Padahal Widyawan yang sebelumnya adalah Kepala Unit Pengendalian Kementerian ESDM dan baru pada 29 Oktober 2014 diangkat menjadi Stafsus Menteri ESDM. Pada 21 November 2014, Widyawan pernah melontarkan sebuah pernyataan yang diluar dari kewenangannya, bahwa Pemerintah berharap Pertamina menggandeng kembali Total sebagai bentuk keadilan, sebab selama ini Total sudah berinvestasi mengelola Blok Mahakam. Dan menurutnya, sebaiknya opsi Pertamina berkesempatan mengelola blok milik Total di luar negeri.

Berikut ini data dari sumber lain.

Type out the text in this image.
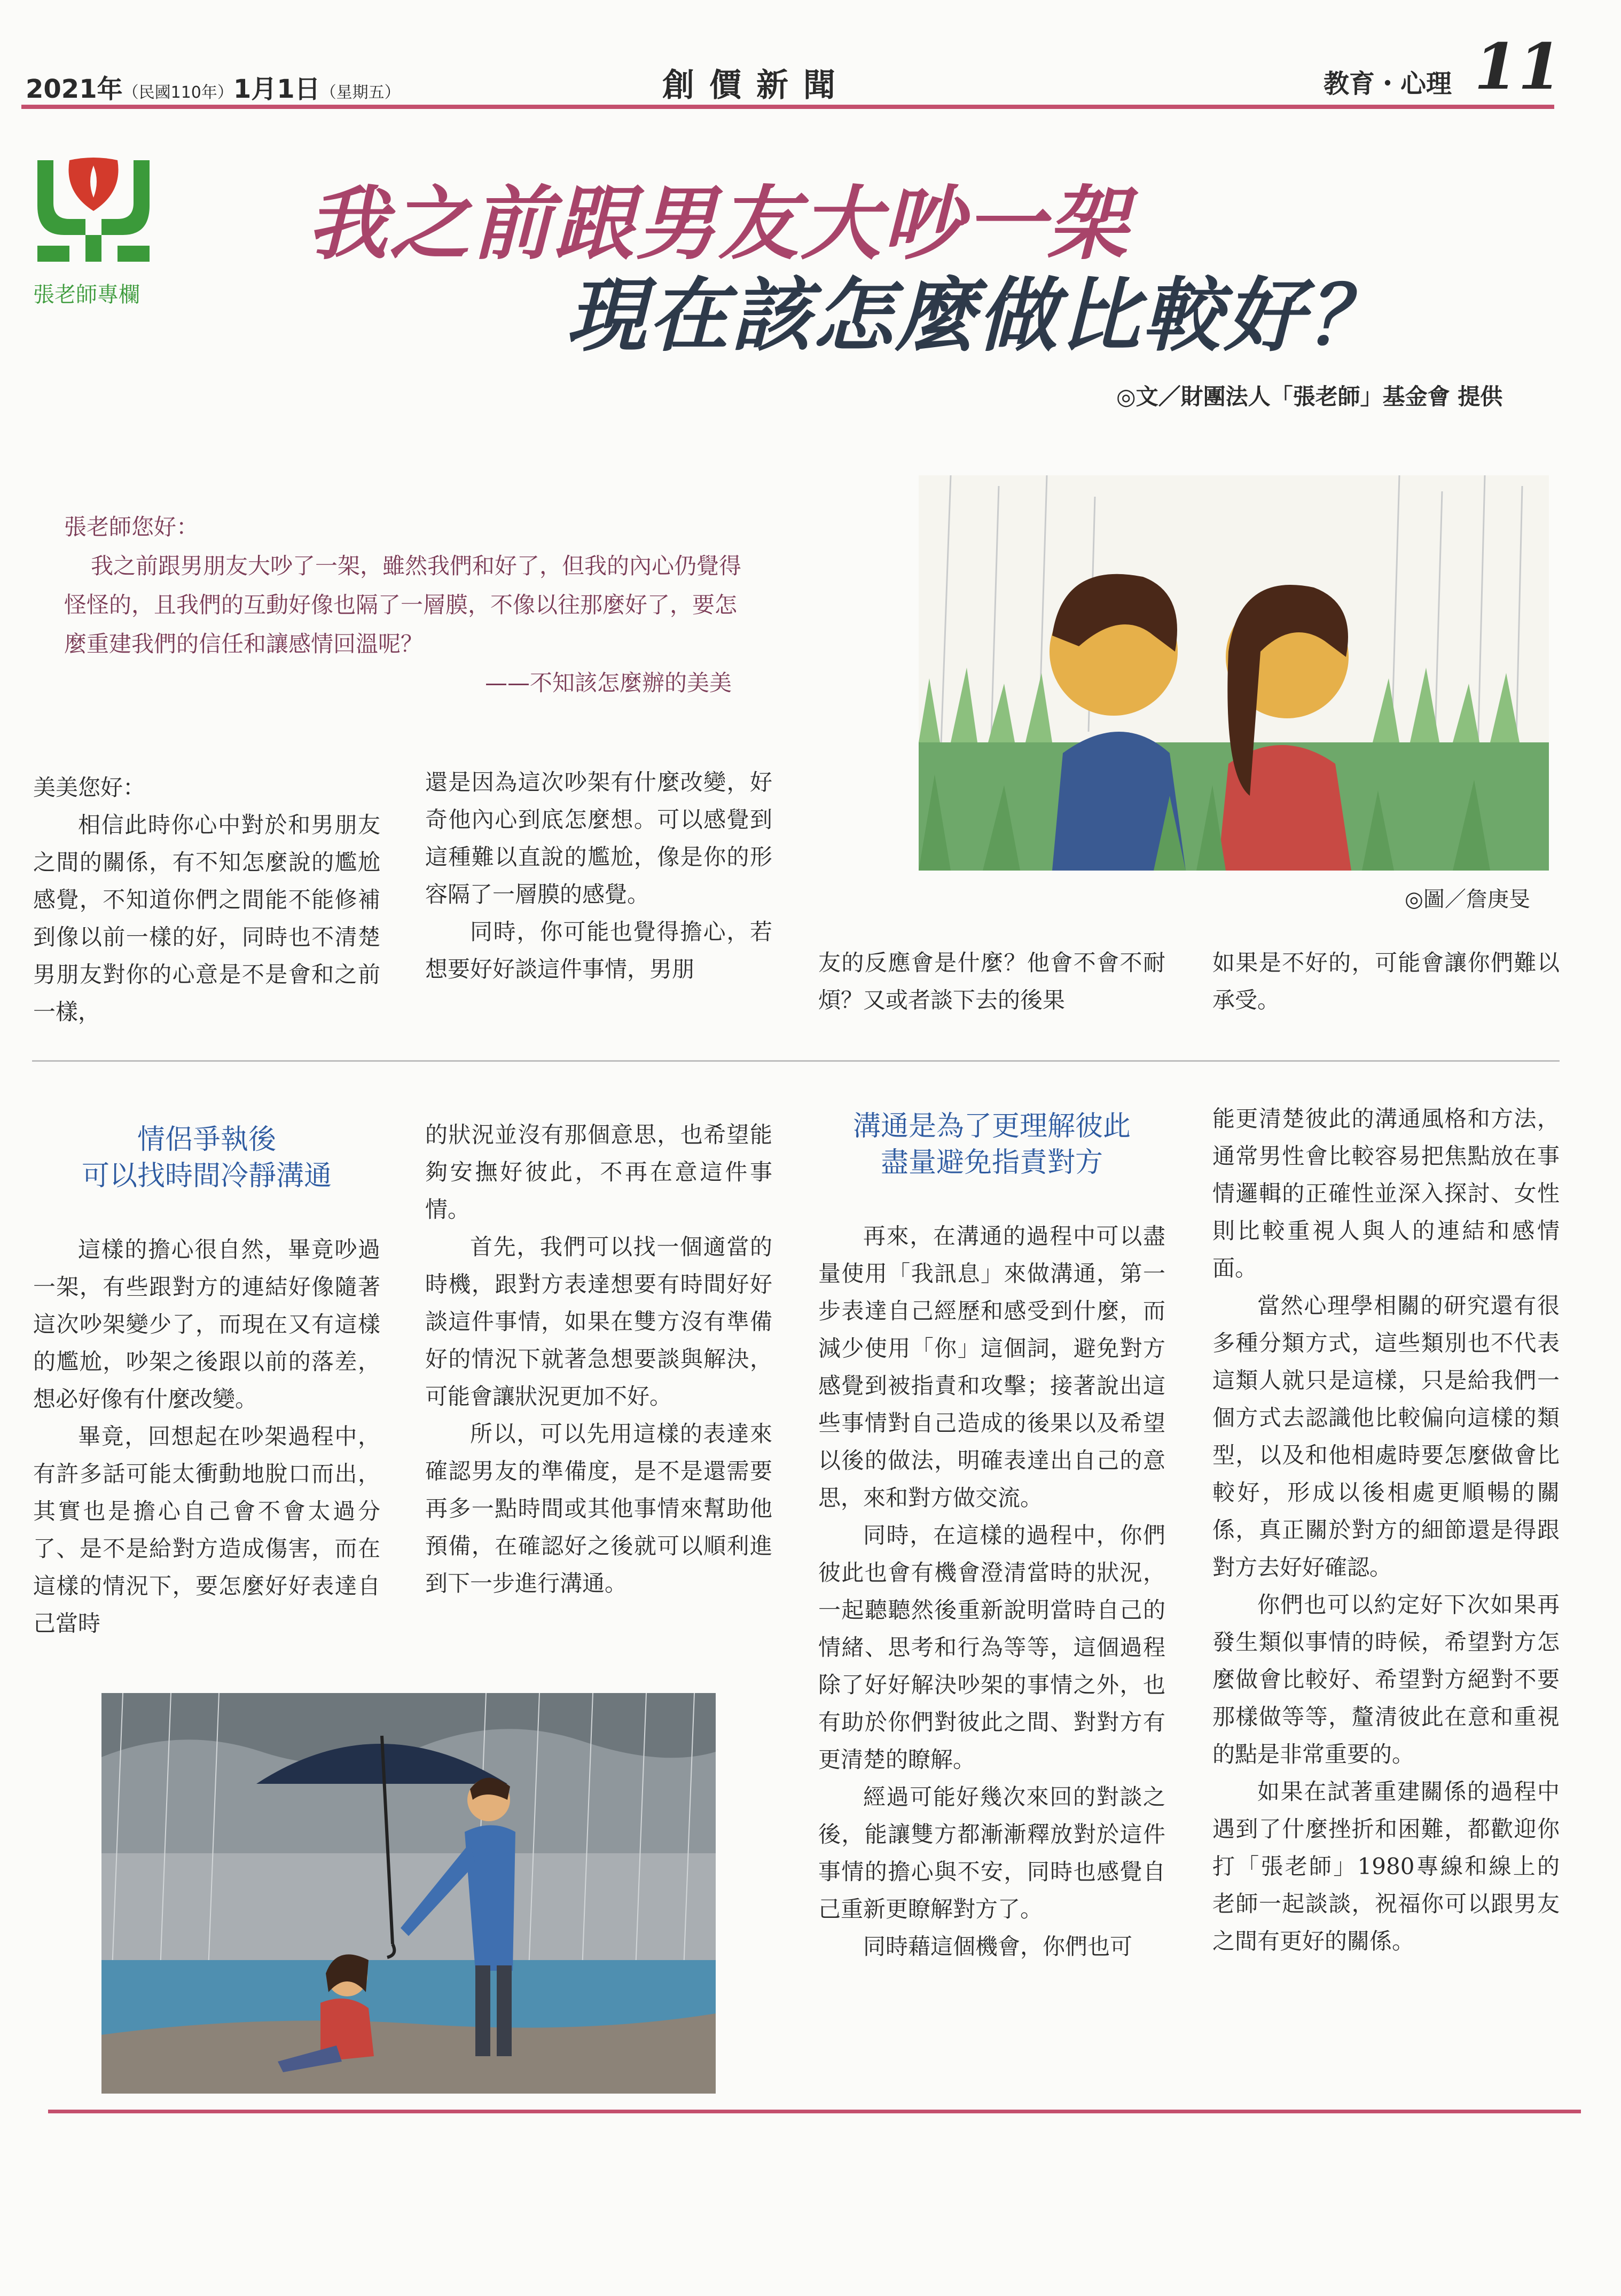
2021年（民國110年）1月1日（星期五）	創價新聞	教育・心理 11
張老師專欄
我之前跟男友大吵一架
現在該怎麼做比較好？
◎文／財團法人「張老師」基金會 提供

張老師您好：

我之前跟男朋友大吵了一架，雖然我們和好了，但我的內心仍覺得怪怪的，且我們的互動好像也隔了一層膜，不像以往那麼好了，要怎麼重建我們的信任和讓感情回溫呢？

——不知該怎麼辦的美美

◎圖／詹庚旻

美美您好：

相信此時你心中對於和男朋友之間的關係，有不知怎麼說的尷尬感覺，不知道你們之間能不能修補到像以前一樣的好，同時也不清楚男朋友對你的心意是不是會和之前一樣，

還是因為這次吵架有什麼改變，好奇他內心到底怎麼想。可以感覺到這種難以直說的尷尬，像是你的形容隔了一層膜的感覺。

同時，你可能也覺得擔心，若想要好好談這件事情，男朋	友的反應會是什麼？他會不會不耐煩？又或者談下去的後果

如果是不好的，可能會讓你們難以承受。

情侶爭執後
可以找時間冷靜溝通

這樣的擔心很自然，畢竟吵過一架，有些跟對方的連結好像隨著這次吵架變少了，而現在又有這樣的尷尬，吵架之後跟以前的落差，想必好像有什麼改變。

畢竟，回想起在吵架過程中，有許多話可能太衝動地脫口而出，其實也是擔心自己會不會太過分了、是不是給對方造成傷害，而在這樣的情況下，要怎麼好好表達自己當時

的狀況並沒有那個意思，也希望能夠安撫好彼此，不再在意這件事情。

首先，我們可以找一個適當的時機，跟對方表達想要有時間好好談這件事情，如果在雙方沒有準備好的情況下就著急想要談與解決，可能會讓狀況更加不好。

所以，可以先用這樣的表達來確認男友的準備度，是不是還需要再多一點時間或其他事情來幫助他預備，在確認好之後就可以順利進到下一步進行溝通。

溝通是為了更理解彼此
盡量避免指責對方

再來，在溝通的過程中可以盡量使用「我訊息」來做溝通，第一步表達自己經歷和感受到什麼，而減少使用「你」這個詞，避免對方感覺到被指責和攻擊；接著說出這些事情對自己造成的後果以及希望以後的做法，明確表達出自己的意思，來和對方做交流。

同時，在這樣的過程中，你們彼此也會有機會澄清當時的狀況，一起聽聽然後重新說明當時自己的情緒、思考和行為等等，這個過程除了好好解決吵架的事情之外，也有助於你們對彼此之間、對對方有更清楚的瞭解。

經過可能好幾次來回的對談之後，能讓雙方都漸漸釋放對於這件事情的擔心與不安，同時也感覺自己重新更瞭解對方了。

同時藉這個機會，你們也可

能更清楚彼此的溝通風格和方法，通常男性會比較容易把焦點放在事情邏輯的正確性並深入探討、女性則比較重視人與人的連結和感情面。

當然心理學相關的研究還有很多種分類方式，這些類別也不代表這類人就只是這樣，只是給我們一個方式去認識他比較偏向這樣的類型，以及和他相處時要怎麼做會比較好，形成以後相處更順暢的關係，真正關於對方的細節還是得跟對方去好好確認。

你們也可以約定好下次如果再發生類似事情的時候，希望對方怎麼做會比較好、希望對方絕對不要那樣做等等，釐清彼此在意和重視的點是非常重要的。

如果在試著重建關係的過程中遇到了什麼挫折和困難，都歡迎你打「張老師」1980專線和線上的老師一起談談，祝福你可以跟男友之間有更好的關係。
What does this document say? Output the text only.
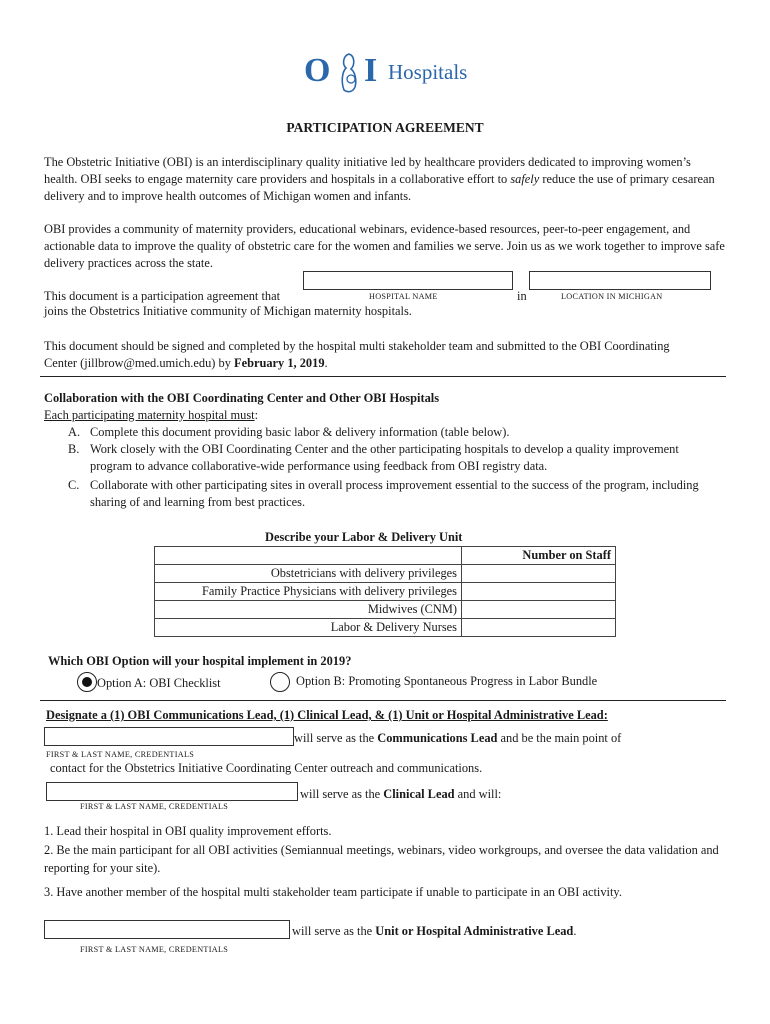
O I Hospitals
PARTICIPATION AGREEMENT
The Obstetric Initiative (OBI) is an interdisciplinary quality initiative led by healthcare providers dedicated to improving women’s health. OBI seeks to engage maternity care providers and hospitals in a collaborative effort to safely reduce the use of primary cesarean delivery and to improve health outcomes of Michigan women and infants.
OBI provides a community of maternity providers, educational webinars, evidence-based resources, peer-to-peer engagement, and actionable data to improve the quality of obstetric care for the women and families we serve. Join us as we work together to improve safe delivery practices across the state.
This document is a participation agreement that	HOSPITAL NAME	in	LOCATION IN MICHIGAN
joins the Obstetrics Initiative community of Michigan maternity hospitals.
This document should be signed and completed by the hospital multi stakeholder team and submitted to the OBI Coordinating Center (jillbrow@med.umich.edu) by February 1, 2019.
Collaboration with the OBI Coordinating Center and Other OBI Hospitals
Each participating maternity hospital must:
A. Complete this document providing basic labor & delivery information (table below).
B. Work closely with the OBI Coordinating Center and the other participating hospitals to develop a quality improvement program to advance collaborative-wide performance using feedback from OBI registry data.
C. Collaborate with other participating sites in overall process improvement essential to the success of the program, including sharing of and learning from best practices.
Describe your Labor & Delivery Unit
	Number on Staff
Obstetricians with delivery privileges	
Family Practice Physicians with delivery privileges	
Midwives (CNM)	
Labor & Delivery Nurses	
Which OBI Option will your hospital implement in 2019?
Option A: OBI Checklist	Option B: Promoting Spontaneous Progress in Labor Bundle
Designate a (1) OBI Communications Lead, (1) Clinical Lead, & (1) Unit or Hospital Administrative Lead:
will serve as the Communications Lead and be the main point of
FIRST & LAST NAME, CREDENTIALS
contact for the Obstetrics Initiative Coordinating Center outreach and communications.
will serve as the Clinical Lead and will:
FIRST & LAST NAME, CREDENTIALS
1. Lead their hospital in OBI quality improvement efforts.
2. Be the main participant for all OBI activities (Semiannual meetings, webinars, video workgroups, and oversee the data validation and reporting for your site).
3. Have another member of the hospital multi stakeholder team participate if unable to participate in an OBI activity.
will serve as the Unit or Hospital Administrative Lead.
FIRST & LAST NAME, CREDENTIALS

Untuk diketahui nama Widyawan diduga sebagai salah satu pejabat yang terkait kasus suap Ketua SKK Migas Rudi Rubiandini. Ia pernah diperiksa KPK pada 11 September 2013terkait penyidikan kasus dugaan korupsi kegiatan hulu migas yang menjerat Rudi serta dihadirkan oleh Jaksa KPK di Pengadilan Tipikor dalam sidang terdakwa Simon Gunawan, Komisaris PT Kernel Oil pada 25 November 2013, dan saat bersaksi untuk Artha Meris, Presiden Direktur PT Kaltim Parna pada 13 Oktober 2014. Dia juga diduga mengetahui dan ikut ambil andil di sejumlah skandal migas. Sehingga KPK disebut-sebut berniat akan menyeret sejumlah pejabat SKK Migas, termasuk Widyawan.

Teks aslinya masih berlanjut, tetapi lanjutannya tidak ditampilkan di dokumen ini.